Solved – Intepreting Doc2Vec, Cosine Similarity between Doc Vectors and Word Vectors

machine learningnatural languageneural networksword2vec

After training a doc2vec network can you only compare word vectors with each other and doc vectors with each other? Or does it also make sense to compare word vectors with doc vectors? Well, of course assuming that the dimensionality of the doc vector is the same as for the word vector (as for instance in a neural network that sums all word and doc vectors instead of concatenating them for classification).

For instance, if I have a high cosine similarity between a document vector and a particular word vector, does this imply that the document is somehow semantically similar to the word and vice versa? Thanks!

Best Answer

There's a paper, Document Embedding With Paragraph Vectors, which does PV-DBOW doc-vector training simultaneous with skip-gram word-vector training and gets interesting results where word-vectors and doc-vectors can be meaningfully compared or even added/subtracted.

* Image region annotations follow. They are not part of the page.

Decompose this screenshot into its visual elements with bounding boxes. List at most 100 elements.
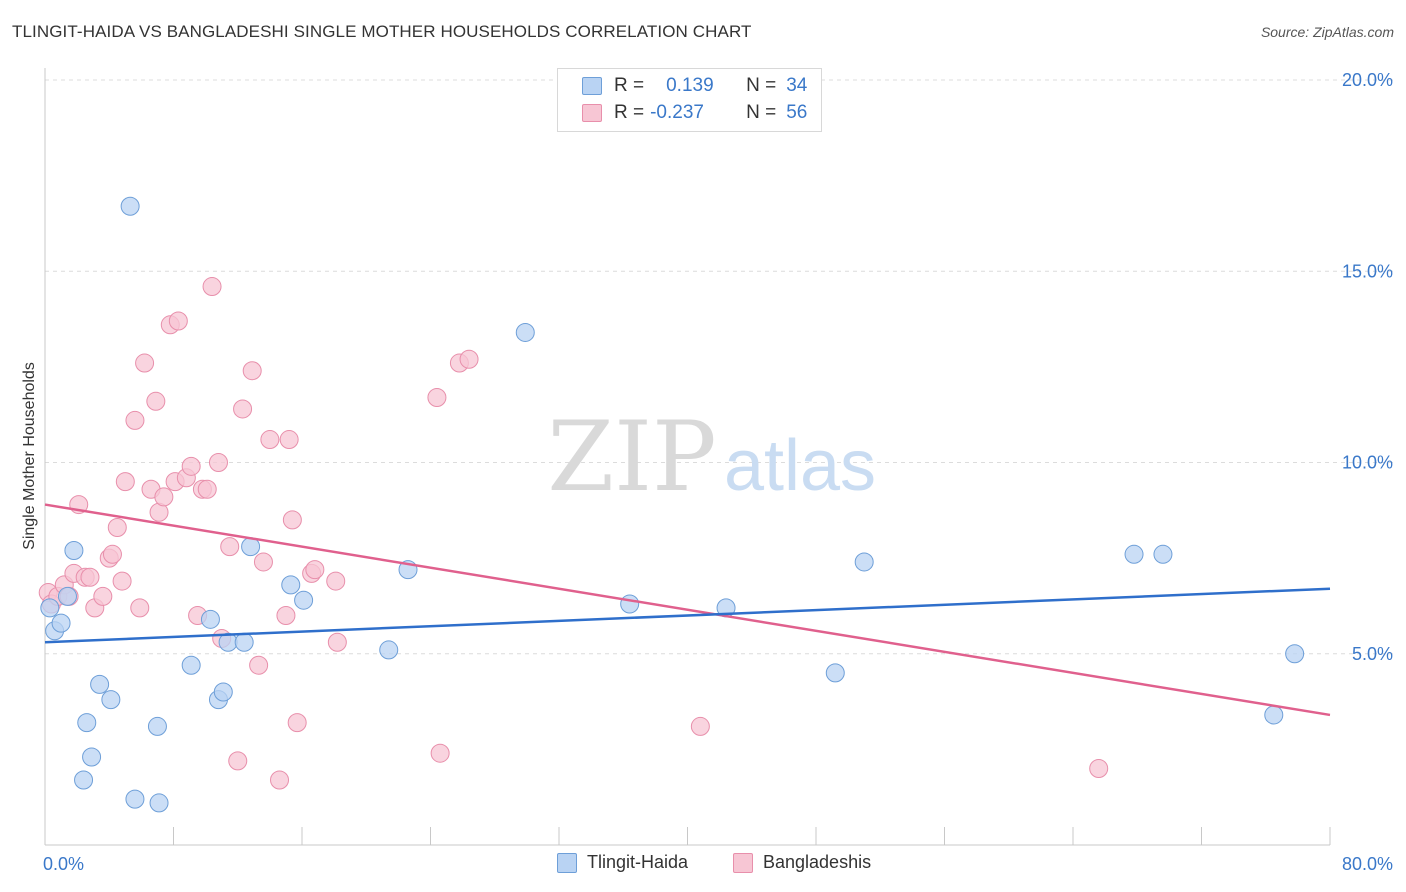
legend-r-label: R =	[614, 102, 645, 123]
legend-n-value: 34	[786, 75, 808, 96]
tlingit-haida-point	[379, 640, 399, 660]
x-tick-label: 0.0%	[43, 854, 84, 874]
tlingit-haida-point	[101, 690, 121, 710]
bangladeshis-point	[220, 537, 240, 557]
bangladeshis-point	[146, 391, 166, 411]
tlingit-haida-point	[120, 196, 140, 216]
bangladeshis-point	[249, 655, 269, 675]
bangladeshis-point	[130, 598, 150, 618]
bangladeshis-point	[168, 311, 188, 331]
bangladeshis-point	[282, 510, 302, 530]
bangladeshis-trend-line	[44, 503, 1331, 717]
tlingit-haida-point	[281, 575, 301, 595]
bangladeshis-point	[253, 552, 273, 572]
tlingit-haida-trend-line	[44, 587, 1331, 644]
tlingit-haida-point	[294, 590, 314, 610]
bangladeshis-point	[112, 571, 132, 591]
bangladeshis-point	[430, 743, 450, 763]
axes	[44, 68, 1331, 846]
bangladeshis-point	[270, 770, 290, 790]
tlingit-haida-point	[64, 540, 84, 560]
series-label-bangladeshis: Bangladeshis	[763, 852, 872, 872]
series-legend-bangladeshis: Bangladeshis	[733, 852, 871, 873]
tlingit-haida-point	[1264, 705, 1284, 725]
series-legend: Tlingit-Haida Bangladeshis	[0, 852, 1406, 876]
series-swatch-pink	[733, 852, 753, 873]
legend-r-value: 0.139	[666, 75, 714, 96]
y-axis-label: Single Mother Households	[21, 362, 38, 550]
tick-labels: 5.0% 10.0% 15.0% 20.0% 0.0% 80.0%	[43, 70, 1393, 874]
legend-swatch-pink	[582, 104, 602, 122]
bangladeshis-point	[181, 456, 201, 476]
bangladeshis-point	[202, 277, 222, 297]
tlingit-haida-point	[854, 552, 874, 572]
tlingit-haida-point	[181, 655, 201, 675]
bangladeshis-point	[233, 399, 253, 419]
bangladeshis-point	[1089, 759, 1109, 778]
y-tick-label: 5.0%	[1352, 644, 1393, 664]
legend-row-tlingit-haida: R = 0.139 N = 34	[582, 75, 807, 97]
bangladeshis-point	[279, 430, 299, 450]
tlingit-haida-point	[234, 632, 254, 652]
chart-source: Source: ZipAtlas.com	[1260, 24, 1394, 40]
bangladeshis-point	[276, 606, 296, 625]
tlingit-haida-point	[200, 609, 220, 629]
tlingit-haida-point	[125, 789, 145, 809]
bangladeshis-point	[305, 560, 325, 580]
tlingit-haida-point	[825, 663, 845, 683]
legend-n-label: N =	[746, 75, 777, 96]
tlingit-haida-points	[40, 196, 1305, 813]
bangladeshis-point	[287, 713, 307, 733]
bangladeshis-point	[115, 472, 135, 492]
bangladeshis-point	[327, 632, 347, 652]
tlingit-haida-point	[1285, 644, 1305, 664]
tlingit-haida-point	[74, 770, 94, 790]
bangladeshis-point	[427, 387, 447, 407]
bangladeshis-point	[102, 544, 122, 564]
bangladeshis-point	[208, 453, 228, 472]
tlingit-haida-point	[1124, 544, 1144, 564]
bangladeshis-points	[38, 277, 1109, 790]
tlingit-haida-point	[515, 322, 535, 342]
tlingit-haida-point	[40, 598, 60, 618]
series-swatch-blue	[557, 852, 577, 873]
tlingit-haida-point	[82, 747, 102, 767]
bangladeshis-point	[107, 518, 127, 538]
legend-n-label: N =	[746, 102, 777, 123]
correlation-legend: R = 0.139 N = 34 R = -0.237 N = 56	[557, 68, 822, 132]
chart-title: TLINGIT-HAIDA VS BANGLADESHI SINGLE MOTH…	[12, 22, 752, 41]
tlingit-haida-point	[213, 682, 233, 702]
bangladeshis-point	[197, 479, 217, 499]
trend-lines	[44, 503, 1331, 717]
legend-r-value: -0.237	[650, 102, 704, 123]
y-tick-label: 15.0%	[1342, 261, 1393, 281]
tlingit-haida-point	[51, 613, 71, 633]
y-tick-label: 10.0%	[1342, 453, 1393, 473]
bangladeshis-point	[459, 349, 479, 369]
bangladeshis-point	[125, 410, 145, 430]
bangladeshis-point	[228, 751, 248, 771]
legend-r-label: R =	[614, 75, 645, 96]
bangladeshis-point	[326, 571, 346, 591]
bangladeshis-point	[135, 353, 155, 373]
watermark-zip: ZIP	[547, 401, 716, 513]
x-tick-label: 80.0%	[1342, 854, 1393, 874]
bangladeshis-point	[154, 487, 174, 507]
watermark-atlas: atlas	[724, 426, 876, 506]
tlingit-haida-point	[1153, 544, 1173, 564]
bangladeshis-point	[260, 430, 280, 450]
tlingit-haida-point	[147, 716, 167, 736]
tlingit-haida-point	[149, 793, 169, 813]
bangladeshis-point	[80, 567, 100, 587]
bangladeshis-point	[690, 716, 710, 736]
legend-swatch-blue	[582, 77, 602, 95]
series-legend-tlingit-haida: Tlingit-Haida	[557, 852, 688, 873]
legend-n-value: 56	[786, 102, 808, 123]
tlingit-haida-point	[90, 674, 110, 694]
bangladeshis-point	[242, 361, 262, 381]
tlingit-haida-point	[620, 594, 640, 614]
bangladeshis-point	[93, 586, 113, 606]
watermark: ZIP atlas	[547, 401, 876, 513]
tlingit-haida-point	[57, 586, 77, 606]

Their mode is analogous to gensim's Doc2Vec dm=0, dbow_words=1 mode. (Note that without dbow_words=1, DBOW training does not need or train per-word vectors... so any you word-vectors see in the model are just the random initializations.) Other PV-DM modes (dm=1) also create word-vectors that may be comparable to doc-vectors.

(Note, though, that the "concatenative input" mode (dm=1, dm_concat=1) never mixes candidate doc-vectors and candidate word-vectors into the same input slots. Thus they don't 'pull' against each other in the same weights/dimensions during training, and are unlikely to then be comparable as in the other modes. This dm_concat mode also results in the biggest, slowest-to-train models and may only show benefits – if ever – with gigantic training sets.)

However, there's not yet a lot of published experience about how to interpret these word-vectors and doc-vectors in the "same space", or how to make them more useful for certain purposes.